# Waiting for a placement order.



## waiting for a pink (Mar 8, 2010)

We have just found out that we have been linked with a wee 17 month old. She currently has a care order and a request for a placement order is in place. We are so keen for things to progress fast, but we have no idea of timescales.
Can anyone give any indication as to how long it usually takes for placement orders to be granted and how long it might be until introductions begin? 
We are do excited it's crazy!

Many thanks


----------



## Lorella (Jan 10, 2013)

How exciting! Good luck. 

For us it took 2 and a half months from placement order to first day of intros xx


----------



## littlepoppy86 (Feb 14, 2014)

Getting the po really depends how long a co has been in place. 

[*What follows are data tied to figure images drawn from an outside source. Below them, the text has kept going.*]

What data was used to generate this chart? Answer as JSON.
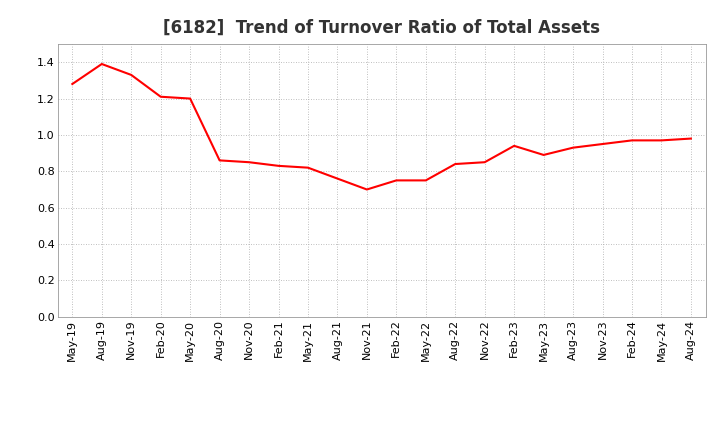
{
  "title": "[6182]  Trend of Turnover Ratio of Total Assets",
  "x_labels": [
    "May-19",
    "Aug-19",
    "Nov-19",
    "Feb-20",
    "May-20",
    "Aug-20",
    "Nov-20",
    "Feb-21",
    "May-21",
    "Aug-21",
    "Nov-21",
    "Feb-22",
    "May-22",
    "Aug-22",
    "Nov-22",
    "Feb-23",
    "May-23",
    "Aug-23",
    "Nov-23",
    "Feb-24",
    "May-24",
    "Aug-24"
  ],
  "y_values": [
    1.28,
    1.39,
    1.33,
    1.21,
    1.2,
    0.86,
    0.85,
    0.83,
    0.82,
    0.76,
    0.7,
    0.75,
    0.75,
    0.84,
    0.85,
    0.94,
    0.89,
    0.93,
    0.95,
    0.97,
    0.97,
    0.98
  ],
  "line_color": "#FF0000",
  "line_width": 1.5,
  "ylim": [
    0.0,
    1.5
  ],
  "yticks": [
    0.0,
    0.2,
    0.4,
    0.6,
    0.8,
    1.0,
    1.2,
    1.4
  ],
  "background_color": "#FFFFFF",
  "plot_bg_color": "#FFFFFF",
  "grid_color": "#AAAAAA",
  "title_fontsize": 12,
  "tick_fontsize": 8,
  "title_color": "#333333"
}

Could be 6months, could take a year....I'd be asking a lot of questions to make sure there isn't Any heartbreak, are they assessing them or family members? Do cafcass & guardian support plans for adoption & why wasn't PO granted at the same time as CO.

Gd luck  xx


----------



## becs40 (Apr 9, 2013)

6 months woukd be a fairly "typical" timescale from the start of proceedings but it very much depends on what happens throughout. There could be delays whilst assessments are done on other family members that weren't initially put forward etc. our lo was removed at birth and po was issued about a week before he was 6 months.


----------



## pyjamas (Jun 24, 2011)

I have been in your position  twice and found it really hard especially as both times POs weren't granted when we were told it was 99,9% certain they would. Try not to get your hopes up till PO is granted to save yourself a lot of heartache!


----------



## waiting for a pink (Mar 8, 2010)

I don't know much about the case yet, but we're meeting with our social worker and the little one's social worker on Monday. What we do know is that the agency's decision maker has approved the plan for adoption and a care order is in place. 

Our social worker was hesitant to approach us as we were hoping for a wee one a little younger. I would find it odd if our social worker approached us about a little one if she thought it may take 6 months for the placement order to go through. 

I'm sure I'm just being super optimistic and just need to sit and wait for more info

Xx


----------



## becs40 (Apr 9, 2013)

6 months is the usual time from the start of care proceedings so as a care order is in place it depends on how long that's been in place. You should ask if they have had the IRH which is the interim review hearing. Sometimes placement orders are granted at that hearing but it's also a good indicator of how it will proceed. If not granted at the IRH then generally 6 weeks later they would have the final hearing. They are targeted to have care proceedings completed within 26 weeks so that is from the initial care order through to placement order.


----------



## littlepoppy86 (Feb 14, 2014)

To give you an idea it was 3M from CO to first PO hearing. This was contested and delayed by 2months, the PO finally granted 6m after CO...you've then got timescales for matching panel & intros too. From PO it was 6weeks till intros but we had the sibling already so was a lot simpler.

Basically SS are not allowed to show the judge they are family finding pre PO as it is the judges descision, this means really no panel dates etc would be put in until PO granted.

You could be looking at a close to 2yr old by the time it's all completed, if they haven't a PO there is always a chance child is returned to birth family x


----------